The apparent rise in student plagiarism in recent years has also given rise to technology that facilitates its detection (Royce 2003; see Scaife 2007 for a review). Thus, services like Turnitin® (http://www.turnitin.com/), which retain in their database a copy of every document that is submitted for analysis, should give students and others pause before they consider re-using, in part or in whole, an earlier submitted paper to satisfy the requirements of a new course. At the professional, academic level, the increasing digitization and wider availability of scholarly and scientific print material means that a point will be reached soon – at which all academic written work will be easily identified, retrieved, stored, and processed in ways that are inconceivable at the present time. Actually, evidence suggests that students may already be sensitized to this possibility.
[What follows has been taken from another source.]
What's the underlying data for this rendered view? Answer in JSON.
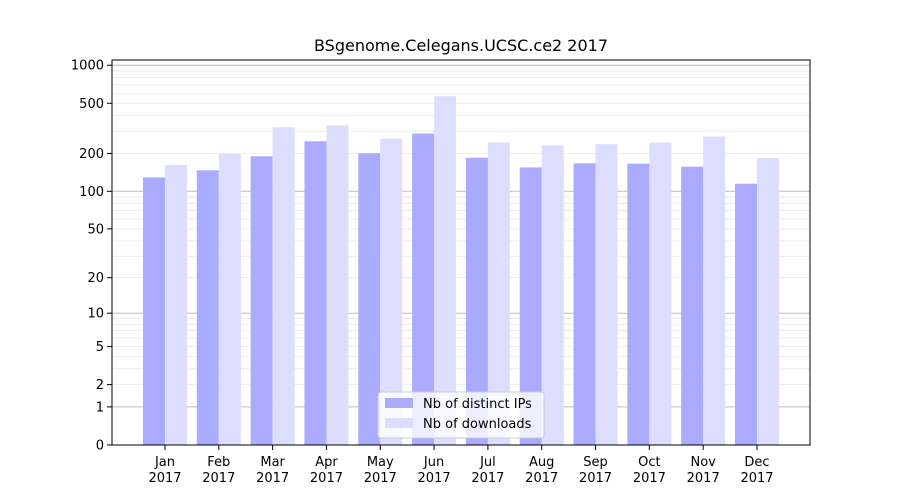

For example, requiring them to submit their academic work electronically results in an increase in their awareness of various forms of plagiarism and possibly deter some of these behaviors (Mazer and Hunt 2012). Consider the fact that many academic journals use some type of plagiarism-detection software, such as Crosscheck®, to screen submitted manuscripts being considered for publication (see http://www.crossref.org/01company/06publishers.html). Editors using this technology have become alarmed at the large number of submissions containing plagiarized content (Baždarić et al. 2012; Bazdaric 2012; Shafer 2011) and likely self-plagiarized material as well. In addition, it is possible that other tools, such as eTBLAST and its resulting database, Déjà vu (Errami et al. 2008), which has already led to various retractions in the biomedical literature (Errami et al. 2008), are likely to become an established tool for use in screening scientific journal articles and perhaps other non publication domains, such as grant proposals.

Summary

In view of the increasing attention being given to the topic of self-plagiarism and of the recent developments in software technology designed to detect text re-use, students and professionals may need to reconsider previous practices with respect to publication. Doing so will be difficult for some, particularly for those who fail to see self-plagiarism as a questionable practice for those who may have limited language/writing skills and have relied heavily on the practice of recycling their previously written content. At a time when calls for transparency in science are at all-time high, keeping in mind the reader-writer contract throughout all stages of their scholarly activity may lead authors to adopt writing and other research practices that are more sensitive to the principles of responsible scientific and scholarly conduct. In turn, it is possible that these same attitudes may extend to other areas of personal and professional academic behavior.